Tensions in the Middle East are no longer distant headlines for Bangladesh they are fast becoming a direct economic threat.

As the conflict between the United States and Iran intensifies, economists warn that Bangladesh could face mounting financial strain across multiple fronts, including energy security, remittance inflows, trade stability, and the labor market.

A prolonged regional war risks sending shockwaves through the country’s fragile recovery, exposing structural vulnerabilities in its heavy reliance on Middle Eastern energy supplies.

Experts caution that the prolonged conflict in the Middle East could pose a serious threat to Bangladesh’s financial stability.

The country’s heavy dependence on imported energy leaves it particularly exposed to external shocks.

At present, Bangladesh meets nearly 65–70 percent of its total energy demand through imported LNG, crude oil and LPG most of which originate from Middle Eastern suppliers.

Around 55 percent of LNG imports come from Qatar and Oman, while close to 20 percent of crude oil is sourced from Saudi Arabia and the United Arab Emirates. Nearly all LPG imports also come from the region.

With domestic demand standing at roughly 1.2 lakh tonnes of LPG per month, any supply disruption could trigger sharp price increases and widespread shortages, intensifying inflationary pressure.

The situation has become more concerning following attacks on industrial facilities in Qatar’s Ras Laffan and Mesaieed areas, prompting state-owned QatarEnergy to temporarily suspend LNG production.

Speaking to the New Nation, Dr. M. Tamim, Professor of Petroleum and Mineral Resources Engineering at Bangladesh University of Engineering and Technology said that Bangladesh is scheduled to receive approximately 25–26 LNG cargoes from Middle Eastern countries.

“However, those shipments now face uncertainty due to the ongoing conflict.”
He said, “If hostilities subside within the next two weeks, the overall impact on energy supplies may remain limited.

A prolonged war, however, could create serious obstacles to securing LNG imports, placing significant strain on both the energy sector and the broader economy.”

What about the remittances Remittances another pillar of Bangladesh’s economy are also vulnerable.

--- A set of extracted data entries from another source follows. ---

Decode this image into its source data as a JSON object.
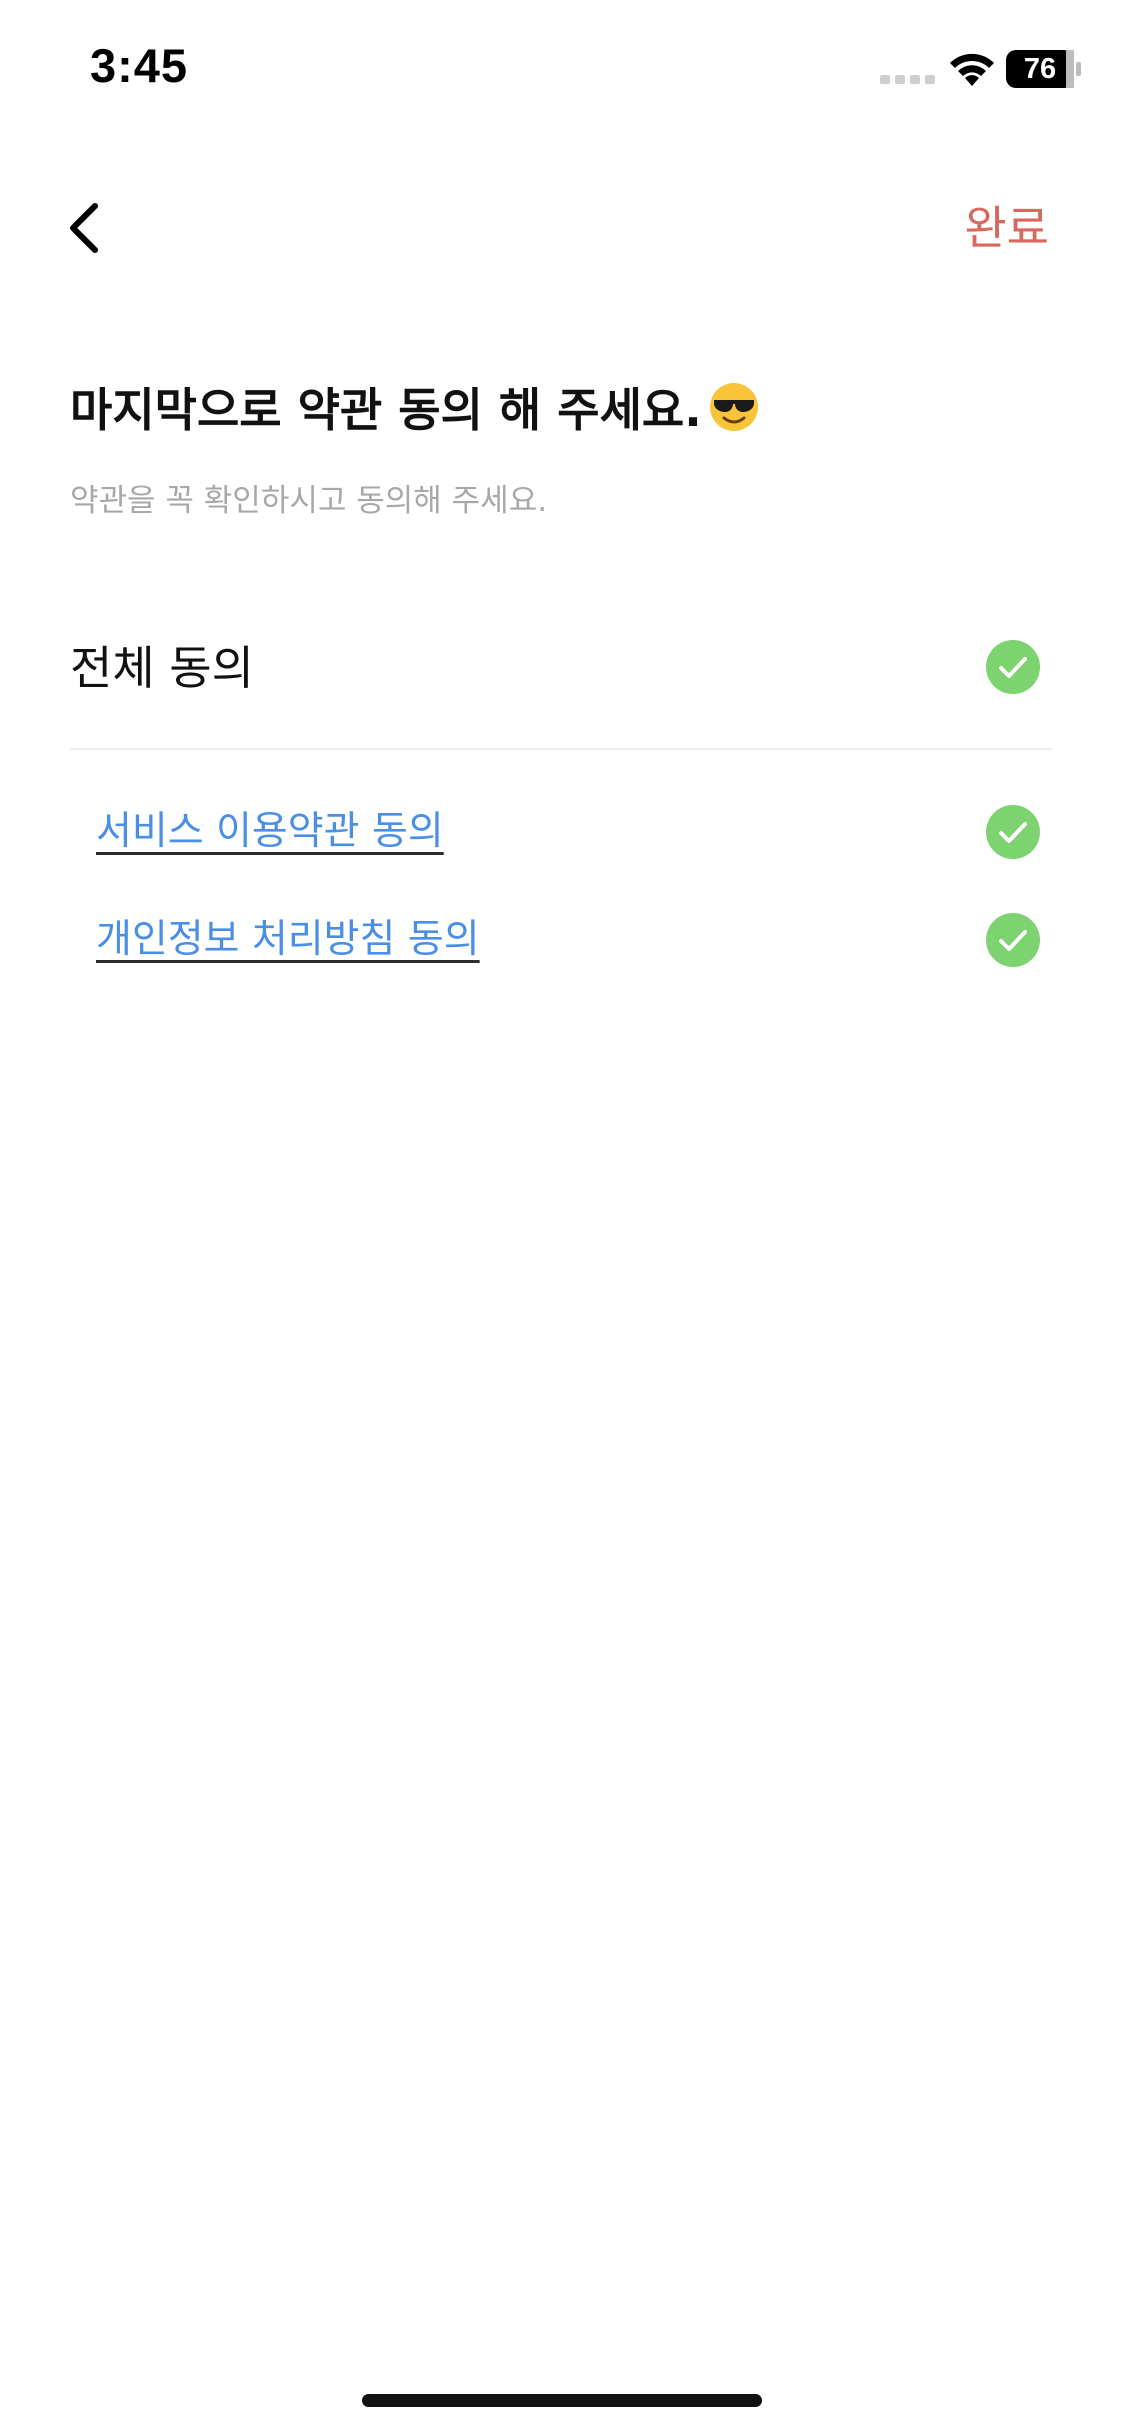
{
  "status_bar": {
    "time": "3:45",
    "battery_percent": "76",
    "signal_icon": "cellular-signal-icon",
    "wifi_icon": "wifi-icon",
    "battery_icon": "battery-icon"
  },
  "header": {
    "back_icon": "chevron-left-icon",
    "done_label": "완료"
  },
  "intro": {
    "title": "마지막으로 약관 동의 해 주세요.",
    "title_emoji": "smiling-face-with-sunglasses-icon",
    "subtitle": "약관을 꼭 확인하시고 동의해 주세요."
  },
  "agree_all": {
    "label": "전체 동의",
    "checked": true
  },
  "terms": [
    {
      "label": "서비스 이용약관 동의",
      "checked": true
    },
    {
      "label": "개인정보 처리방침 동의",
      "checked": true
    }
  ],
  "colors": {
    "accent": "#d9675d",
    "link": "#4a8ee6",
    "check": "#7dd36f",
    "subtitle": "#a8a8a8"
  }
}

The Middle East accounts for roughly 50–60 percent of the country’s total remittance inflows, with more than 70 percent of Bangladeshi migrant workers employed in Arab oil-exporting nations.

Economist Muinul Islam told The New Nation that while remittance flows remain stable for now, an extended conflict could disrupt employment and income streams, jeopardising a critical source of foreign exchange.

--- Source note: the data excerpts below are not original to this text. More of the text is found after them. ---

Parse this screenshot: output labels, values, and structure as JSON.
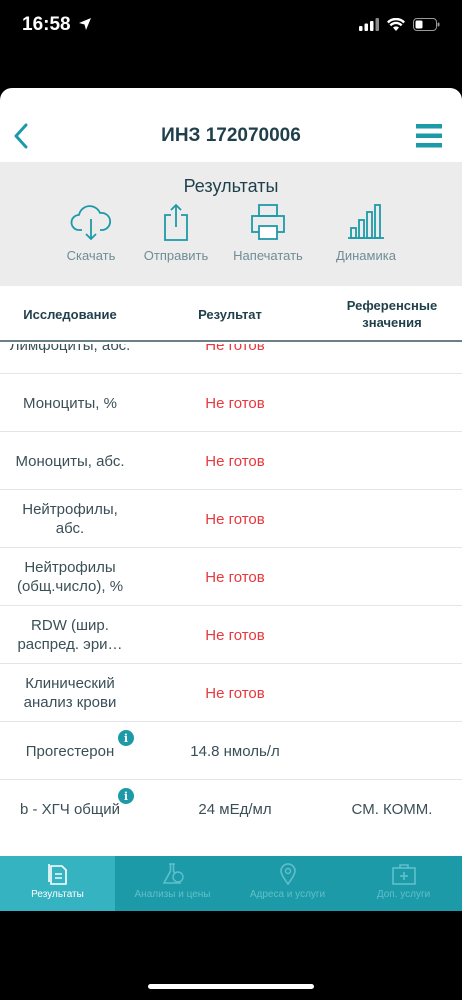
{
  "status_bar": {
    "time": "16:58"
  },
  "nav": {
    "title": "ИНЗ 172070006"
  },
  "results": {
    "title": "Результаты",
    "actions": [
      {
        "label": "Скачать",
        "icon": "cloud-download-icon"
      },
      {
        "label": "Отправить",
        "icon": "share-icon"
      },
      {
        "label": "Напечатать",
        "icon": "printer-icon"
      },
      {
        "label": "Динамика",
        "icon": "bar-chart-icon"
      }
    ]
  },
  "table": {
    "headers": [
      "Исследование",
      "Результат",
      "Референсные значения"
    ],
    "rows": [
      {
        "name": "Лимфоциты, абс.",
        "result": "Не готов",
        "reference": ""
      },
      {
        "name": "Моноциты, %",
        "result": "Не готов",
        "reference": ""
      },
      {
        "name": "Моноциты, абс.",
        "result": "Не готов",
        "reference": ""
      },
      {
        "name": "Нейтрофилы, абс.",
        "result": "Не готов",
        "reference": ""
      },
      {
        "name": "Нейтрофилы (общ.число), %",
        "result": "Не готов",
        "reference": ""
      },
      {
        "name": "RDW (шир. распред. эри…",
        "result": "Не готов",
        "reference": ""
      },
      {
        "name": "Клинический анализ крови",
        "result": "Не готов",
        "reference": ""
      },
      {
        "name": "Прогестерон",
        "result": "14.8 нмоль/л",
        "reference": "",
        "info": "i"
      },
      {
        "name": "b - ХГЧ общий",
        "result": "24 мЕд/мл",
        "reference": "СМ. КОММ.",
        "info": "i"
      }
    ]
  },
  "tabbar": {
    "items": [
      {
        "label": "Результаты",
        "icon": "document-icon",
        "active": true
      },
      {
        "label": "Анализы и цены",
        "icon": "flask-icon",
        "active": false
      },
      {
        "label": "Адреса и услуги",
        "icon": "map-pin-icon",
        "active": false
      },
      {
        "label": "Доп. услуги",
        "icon": "medical-kit-icon",
        "active": false
      }
    ]
  },
  "colors": {
    "accent": "#1d9aa7",
    "status_red": "#e8383d"
  }
}
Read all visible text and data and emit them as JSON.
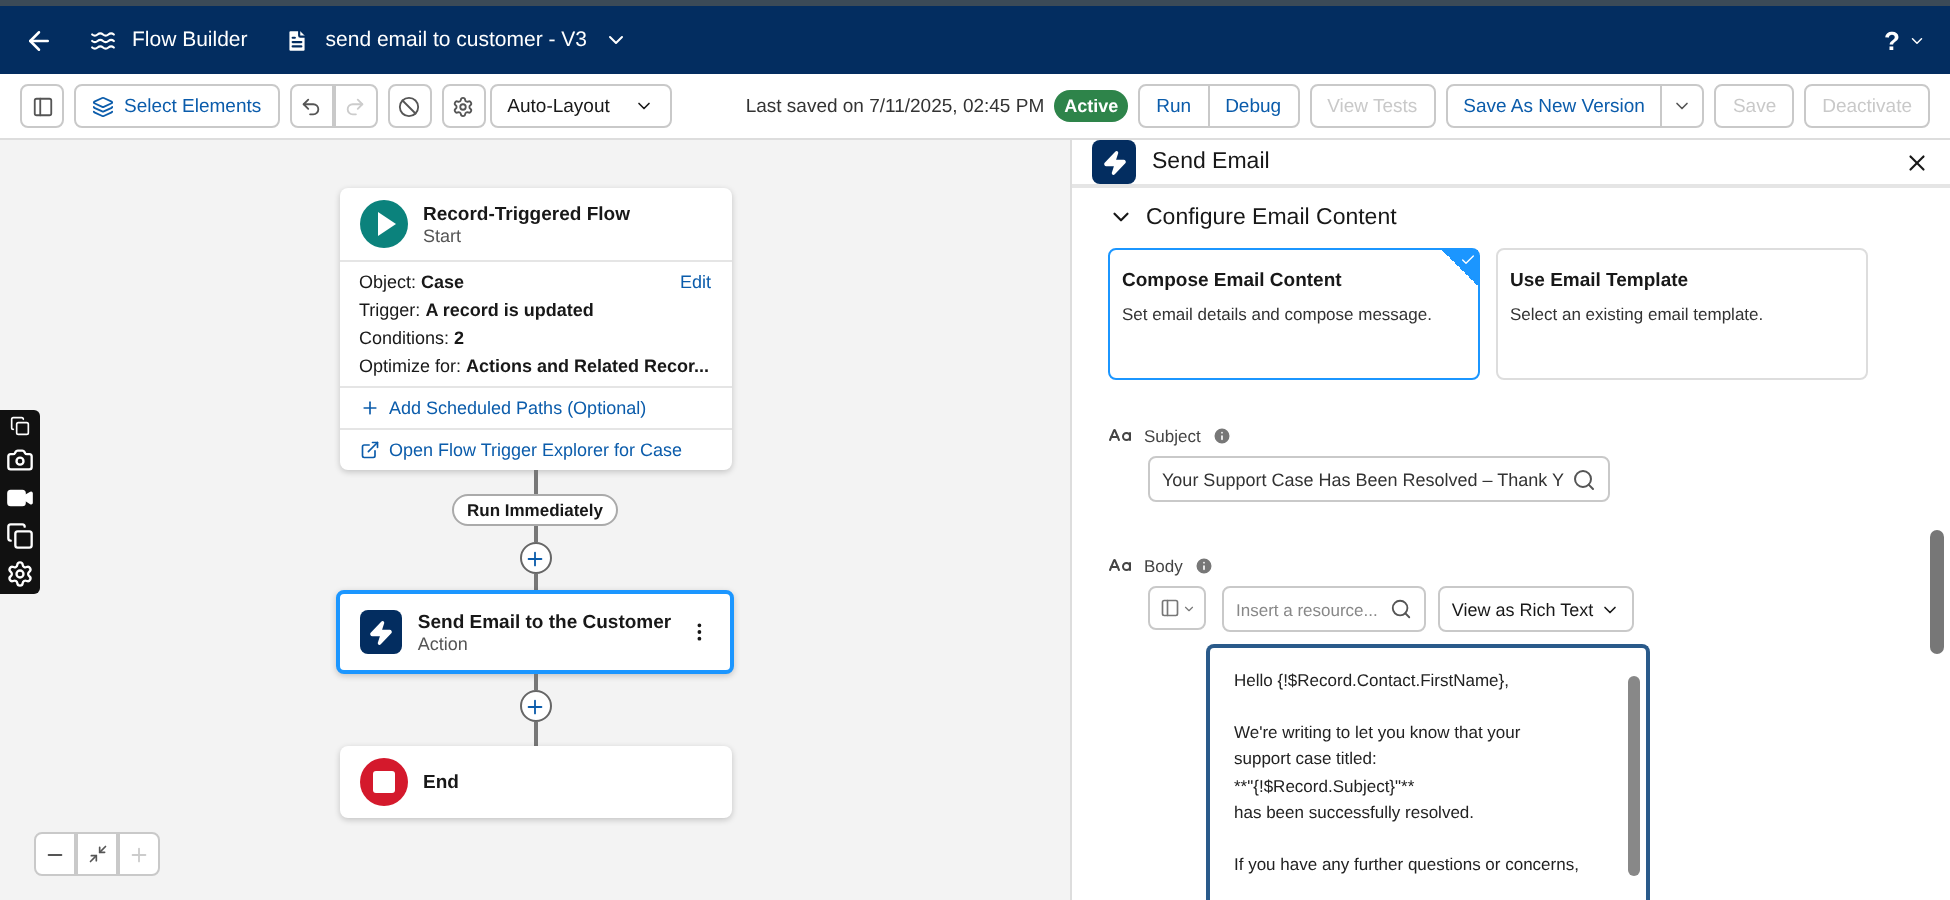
{
  "header": {
    "app_title": "Flow Builder",
    "flow_name": "send email to customer - V3",
    "help": "?"
  },
  "toolbar": {
    "select_elements": "Select Elements",
    "layout": "Auto-Layout",
    "last_saved": "Last saved on 7/11/2025, 02:45 PM",
    "status": "Active",
    "buttons": [
      {
        "label": "Run",
        "kind": "left",
        "disabled": false
      },
      {
        "label": "Debug",
        "kind": "right",
        "disabled": false
      },
      {
        "label": "View Tests",
        "kind": "single",
        "disabled": true
      },
      {
        "label": "Save As New Version",
        "kind": "split",
        "disabled": false
      },
      {
        "label": "Save",
        "kind": "single",
        "disabled": true
      },
      {
        "label": "Deactivate",
        "kind": "single",
        "disabled": true
      }
    ]
  },
  "start_node": {
    "title": "Record-Triggered Flow",
    "subtitle": "Start",
    "edit": "Edit",
    "fields": [
      {
        "label": "Object:",
        "value": "Case"
      },
      {
        "label": "Trigger:",
        "value": "A record is updated"
      },
      {
        "label": "Conditions:",
        "value": "2"
      },
      {
        "label": "Optimize for:",
        "value": "Actions and Related Recor..."
      }
    ],
    "links": [
      {
        "kind": "add",
        "label": "Add Scheduled Paths (Optional)"
      },
      {
        "kind": "external",
        "label": "Open Flow Trigger Explorer for Case"
      }
    ]
  },
  "path_label": "Run Immediately",
  "action_node": {
    "title": "Send Email to the Customer",
    "subtitle": "Action",
    "selected": true
  },
  "end_node": {
    "title": "End"
  },
  "panel": {
    "title": "Send Email",
    "section": {
      "title": "Configure Email Content",
      "expanded": true
    },
    "options": [
      {
        "title": "Compose Email Content",
        "description": "Set email details and compose message.",
        "selected": true
      },
      {
        "title": "Use Email Template",
        "description": "Select an existing email template.",
        "selected": false
      }
    ],
    "subject": {
      "label": "Subject",
      "value": "Your Support Case Has Been Resolved – Thank Y"
    },
    "body": {
      "label": "Body",
      "resource_placeholder": "Insert a resource...",
      "view_mode": "View as Rich Text",
      "paragraphs": [
        [
          "Hello {!$Record.Contact.FirstName},"
        ],
        [
          "We're writing to let you know that your",
          "support case titled:",
          "**\"{!$Record.Subject}\"**",
          "has been successfully resolved."
        ],
        [
          "If you have any further questions or concerns,"
        ]
      ]
    }
  }
}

Trade ties with the region may also suffer.

According to Export Promotion Bureau data, Bangladesh exported goods worth $10.9 million to Iran in the last fiscal year, primarily jute yarn.

Meanwhile, the UAE and Saudi Arabia remain key export destinations, with shipments exceeding $350 million and $290 million respectively.

Dr. Zahid Hussain, former lead economist at the World Bank’s Dhaka office, warned that irregular shipping and logistical disruptions could affect both exports and imports, with far-reaching consequences for economic stability.

Speaking to the New Nation, former BGMEA director Mohiuddin Rubel said that such indirect impacts would likely place additional pressure on industries and households alike, compounding the challenges already facing the economy.

Although Bangladesh is not directly involved in the conflict, a sustained rise in global oil prices could drive up electricity and production costs, weaken export competitiveness, and accelerate domestic inflation.